Он подбоченился и строго посмотрел на девчонку.
– Печь – она в доме главное. Что без хозяина, что без печи в доме – всё одно – холодно и неуютно. Вот тебе, Маринка, веник, сажу обмети, внутри вычисти.
Девчонка приняла веник двумя пальцами, будто он её укусить мог, ещё и нос сморщила, но, увидев, как Прохор за горшок схватился, прижав его к чистой красной рубашке и веточкой отковыривая засохшую грязь, взялась мести так, что пыль и сажа в горнице столбом встали.
А Прохор в горшок-то вцепился неспроста.
– Ещё немного, терпи! Да прекрати же ты, – шёпотом уговаривал он непослушную утварь. Тот вырывался, так и норовил из рук выкатиться.
– Ты всегда с вещами разговариваешь? – размахивая веником во все стороны, спросила Маринка.
– Разговариваю, а что? Всякая вещь любит внимание и заботу. Как ты к ней, так и она к тебе.
Маринка остановилась, призадумалась, хмуря чёрные брови, и давай ещё пуще мести.

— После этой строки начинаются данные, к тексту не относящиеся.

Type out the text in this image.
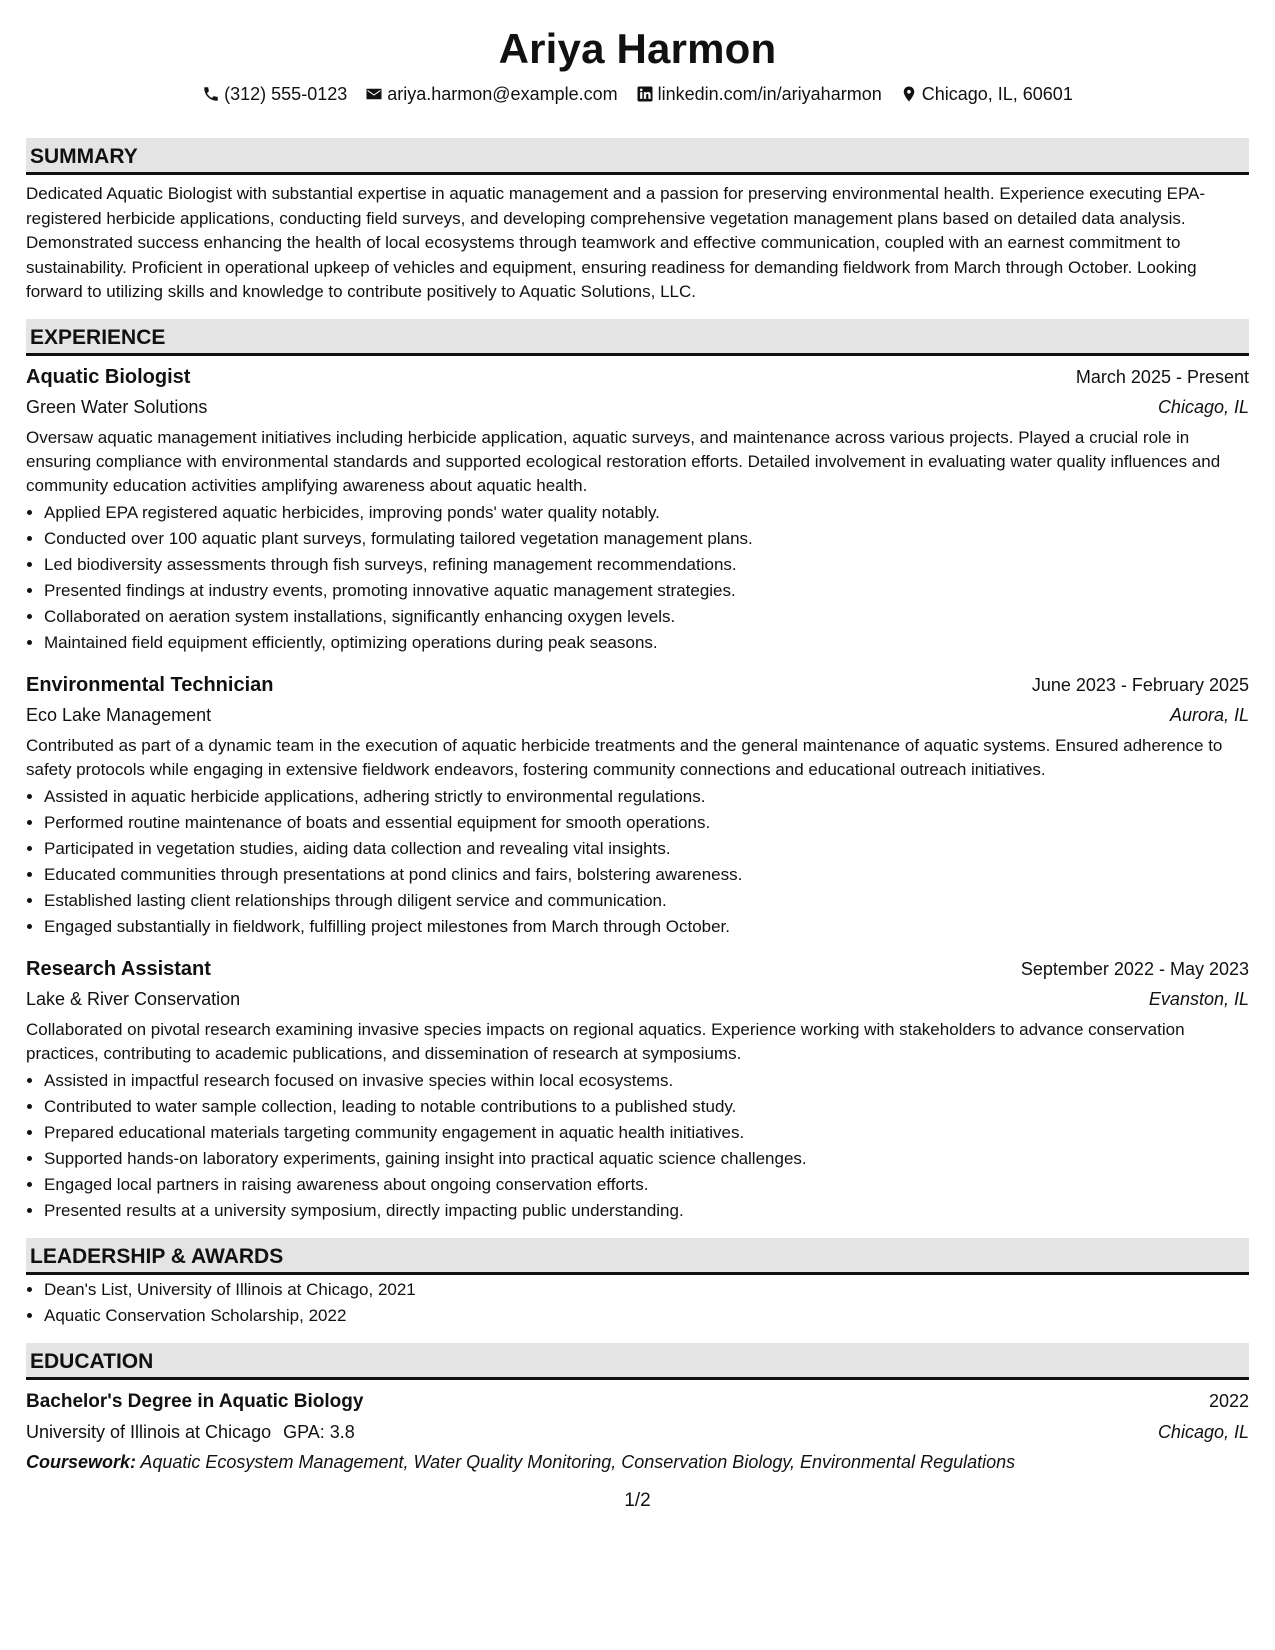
Ariya Harmon
(312) 555-0123 ariya.harmon@example.com linkedin.com/in/ariyaharmon Chicago, IL, 60601
SUMMARY
Dedicated Aquatic Biologist with substantial expertise in aquatic management and a passion for preserving environmental health. Experience executing EPA-registered herbicide applications, conducting field surveys, and developing comprehensive vegetation management plans based on detailed data analysis. Demonstrated success enhancing the health of local ecosystems through teamwork and effective communication, coupled with an earnest commitment to sustainability. Proficient in operational upkeep of vehicles and equipment, ensuring readiness for demanding fieldwork from March through October. Looking forward to utilizing skills and knowledge to contribute positively to Aquatic Solutions, LLC.
EXPERIENCE
Aquatic Biologist	March 2025 - Present
Green Water Solutions	Chicago, IL
Oversaw aquatic management initiatives including herbicide application, aquatic surveys, and maintenance across various projects. Played a crucial role in ensuring compliance with environmental standards and supported ecological restoration efforts. Detailed involvement in evaluating water quality influences and community education activities amplifying awareness about aquatic health.
• Applied EPA registered aquatic herbicides, improving ponds' water quality notably.
• Conducted over 100 aquatic plant surveys, formulating tailored vegetation management plans.
• Led biodiversity assessments through fish surveys, refining management recommendations.
• Presented findings at industry events, promoting innovative aquatic management strategies.
• Collaborated on aeration system installations, significantly enhancing oxygen levels.
• Maintained field equipment efficiently, optimizing operations during peak seasons.
Environmental Technician	June 2023 - February 2025
Eco Lake Management	Aurora, IL
Contributed as part of a dynamic team in the execution of aquatic herbicide treatments and the general maintenance of aquatic systems. Ensured adherence to safety protocols while engaging in extensive fieldwork endeavors, fostering community connections and educational outreach initiatives.
• Assisted in aquatic herbicide applications, adhering strictly to environmental regulations.
• Performed routine maintenance of boats and essential equipment for smooth operations.
• Participated in vegetation studies, aiding data collection and revealing vital insights.
• Educated communities through presentations at pond clinics and fairs, bolstering awareness.
• Established lasting client relationships through diligent service and communication.
• Engaged substantially in fieldwork, fulfilling project milestones from March through October.
Research Assistant	September 2022 - May 2023
Lake & River Conservation	Evanston, IL
Collaborated on pivotal research examining invasive species impacts on regional aquatics. Experience working with stakeholders to advance conservation practices, contributing to academic publications, and dissemination of research at symposiums.
• Assisted in impactful research focused on invasive species within local ecosystems.
• Contributed to water sample collection, leading to notable contributions to a published study.
• Prepared educational materials targeting community engagement in aquatic health initiatives.
• Supported hands-on laboratory experiments, gaining insight into practical aquatic science challenges.
• Engaged local partners in raising awareness about ongoing conservation efforts.
• Presented results at a university symposium, directly impacting public understanding.
LEADERSHIP & AWARDS
• Dean's List, University of Illinois at Chicago, 2021
• Aquatic Conservation Scholarship, 2022
EDUCATION
Bachelor's Degree in Aquatic Biology	2022
University of Illinois at Chicago GPA: 3.8	Chicago, IL
Coursework: Aquatic Ecosystem Management, Water Quality Monitoring, Conservation Biology, Environmental Regulations
1/2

Разведя огонь, насыпав крупы, соли да ароматных трав, залив это всё водой, Маринка с Прохором поставили горшок в начищенную почти до белизны печь, закрыли заслонкой, и печка довольно заурчала. Поленья уютно потрескивали, а домовой с девочкой избавляли горницу от пыли и паутины в углах. На стол легла белая скатёрка и встала корзинка с хлебом, не пышным, конечно, но какой уж был. Запах каши защекотал в носу и заставил животы замурлыкать вместе с обалдевшей от дива дивного Котофеевной.
– Поберегись, как Стёпка-то явится, – проворчала та.
– Угу, – кивнул Прохор, – чуть-чуть ещё.
– Вынимаем? – смотря голодными глазами, спросила Маринка.
– Давай, – с задором махнул рукой Прохор.
Девчонка отодвинула заслонку, надела рукавицы и полезла в печь.
– Ай! Ты что делаешь? – вскрикнула она, шарахаясь прочь.
Прохор глаза на неё вылупил.
– Горшок, – объяснила та, – убегает!
– А я что говорил? Обижен он на вас. Поди теперь уговори, – покачал головой Прохор и полез в печь сам.
Печка с радостью его приняла в свои объятия, даже жарить перестала.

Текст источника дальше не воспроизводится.